Mysterianism or “Will science ever understand consciousness?”

Glow Of The Mind

In a recent interview with journalist Wim Kayzer, string theorist Edward Witten says consciousness will remain a mystery that we may never solve. Thus he joins Roger Penrose, Clin McGinn and others who assert that the scientific method has limits to what it can explain in terms of other known quantities, using scientific reductionism. And one of its hard limits may be the nature of consciousness. Owen Flanagan referred sarcastically to this position as Mysterianism.

One of the earliest articulations of this position was from Roger Penrose in The Emperor’s New Mind (1989), a book that infuriated AI researchers who believed that computers were on the verge of becoming conscious. Penrose’s arguments are based on mathematics, specifically an application of Godel’s Theorem, and quantum theory.

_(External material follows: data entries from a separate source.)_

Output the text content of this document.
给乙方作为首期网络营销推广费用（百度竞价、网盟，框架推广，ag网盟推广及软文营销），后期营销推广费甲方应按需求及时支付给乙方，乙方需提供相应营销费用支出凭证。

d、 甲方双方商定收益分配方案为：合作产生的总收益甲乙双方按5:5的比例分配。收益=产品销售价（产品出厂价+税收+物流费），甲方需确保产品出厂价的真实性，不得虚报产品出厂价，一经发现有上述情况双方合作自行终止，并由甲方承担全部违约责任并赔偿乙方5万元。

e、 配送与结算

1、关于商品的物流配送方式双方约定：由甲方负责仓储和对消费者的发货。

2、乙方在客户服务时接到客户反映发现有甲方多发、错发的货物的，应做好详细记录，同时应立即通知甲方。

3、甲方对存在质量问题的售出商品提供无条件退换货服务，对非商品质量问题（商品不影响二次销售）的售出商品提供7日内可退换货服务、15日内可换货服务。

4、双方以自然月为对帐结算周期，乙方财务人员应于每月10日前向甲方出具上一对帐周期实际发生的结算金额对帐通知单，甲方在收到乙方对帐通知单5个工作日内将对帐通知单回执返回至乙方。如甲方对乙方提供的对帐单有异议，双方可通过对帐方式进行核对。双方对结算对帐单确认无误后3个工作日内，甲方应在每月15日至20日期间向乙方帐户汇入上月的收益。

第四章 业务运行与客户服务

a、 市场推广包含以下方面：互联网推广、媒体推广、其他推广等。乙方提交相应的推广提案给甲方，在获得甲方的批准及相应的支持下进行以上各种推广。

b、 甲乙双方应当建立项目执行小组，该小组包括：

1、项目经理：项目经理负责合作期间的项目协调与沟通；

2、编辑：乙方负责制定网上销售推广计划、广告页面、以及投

In his interview, Witten said,

I think consciousness will remain a mystery. Yes, that’s what I tend to believe. I tend to think that the workings of the conscious brain will be elucidated to a large extent. Biologists and perhaps physicists will understand much better how the brain works. But why something that we call consciousness goes with those workings, I think that will remain mysterious. I have a much easier time imagining how we understand the Big Bang than I have imagining how we can understand consciousness… 

Whereas Witten and Penrose suggest that the obstacles to understanding consciousness are not absolute and that perhaps one day we will understand consciousness, the philosopher Clin McGinn takes a harder stance — that the problem of consciousness will never be solved; no more than the circle can be squared. Simply put, the human mind is incapable of understanding itself completely. It was never designed to. Our consciousness developed out of primitive needs to feed ourselves and defend ourselves from predators. In his article, All Machine and no Ghost, McGinn says that we need a dose of humility, and not expect that we will ever understand all the mysteries of the universe. We may not have that capability. About the brain, he writes,

The more we know of the brain, the less it looks like a device for creating consciousness: it’s just a big collection of biological cells and a blur of electrical activity — all machine and no ghost.

Those arguments are unlikely to sway Transhumanists who hold that not only will computers one day transcend human intelligence, but that we will one day be able to download our consciousness to computers, and live quite happily there, not unlike Samantha in the popular movie, Her. Curiously, more philosophers and scientists are coming to the opposite view, that consciousness is infinitely mysterious, something that we may never be able to explain, at least in material terms.